Membrane Permeation by Multidrug-resistance-modulators and Non-modulators: Effects of Hydrophobicity and Electric Charge

Abstract

This study was designed to test the hypothesis that lipophilic cationic drugs with only roughly similar structures mediate the reversal of multidrug-resistance (MDR) by interacting with membrane phospholipids. The permeation properties of MDR-modulators and non-modulators were studied by quantifying their ability to induce the leakage of Sulphan blue through the membrane of negatively charged unilamellar liposomes.Of the 22 compounds under investigation, only those bearing a net positive electric charge per molecule (z) ≥0.2 induced dye leakage.
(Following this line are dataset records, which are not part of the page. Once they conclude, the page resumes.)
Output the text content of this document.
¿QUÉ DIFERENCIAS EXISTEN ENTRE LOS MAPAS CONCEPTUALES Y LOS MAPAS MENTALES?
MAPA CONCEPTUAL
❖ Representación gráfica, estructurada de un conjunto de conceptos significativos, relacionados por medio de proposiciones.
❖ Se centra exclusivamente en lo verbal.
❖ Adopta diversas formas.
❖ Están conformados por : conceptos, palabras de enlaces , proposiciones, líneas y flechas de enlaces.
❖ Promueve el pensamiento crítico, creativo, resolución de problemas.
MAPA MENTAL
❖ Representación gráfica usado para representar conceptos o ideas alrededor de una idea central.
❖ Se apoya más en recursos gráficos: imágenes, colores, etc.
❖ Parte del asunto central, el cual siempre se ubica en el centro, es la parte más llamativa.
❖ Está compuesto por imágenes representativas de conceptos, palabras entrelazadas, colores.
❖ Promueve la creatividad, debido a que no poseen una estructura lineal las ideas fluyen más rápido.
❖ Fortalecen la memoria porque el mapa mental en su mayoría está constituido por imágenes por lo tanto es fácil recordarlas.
All these efficient drugs are well-known MDR-modulators: calcium-channel blockers (propranolol, verapamil, diltiazem and dipyridamole), calmodulin antagonists (clomipramine and thioridazine) and antiparasitic agents (mepacrine, thioacridine derivatives and quinine). The non-modulators tested, including antineoplasic agents and steroids, did not induce any membrane permeation. The permeation process was a co-operative one (1.1 < Hill coefficient < 4.1) and the permeation doses inducing 50% dye leakage (PD50) were 1.9–11.2 mm. The permeation ability of the MDR-modulators (log(1/PD50)) increased significantly with octanol-buffer distributions per unit net electric charge ((logD)/z).The results provide evidence that a complex interplay occurs between the electric charge and the lipophilicity of the MDR-modulators when a dye leakage is induced through model membranes, and probably also when the MDR is reversed in leukaemic cells.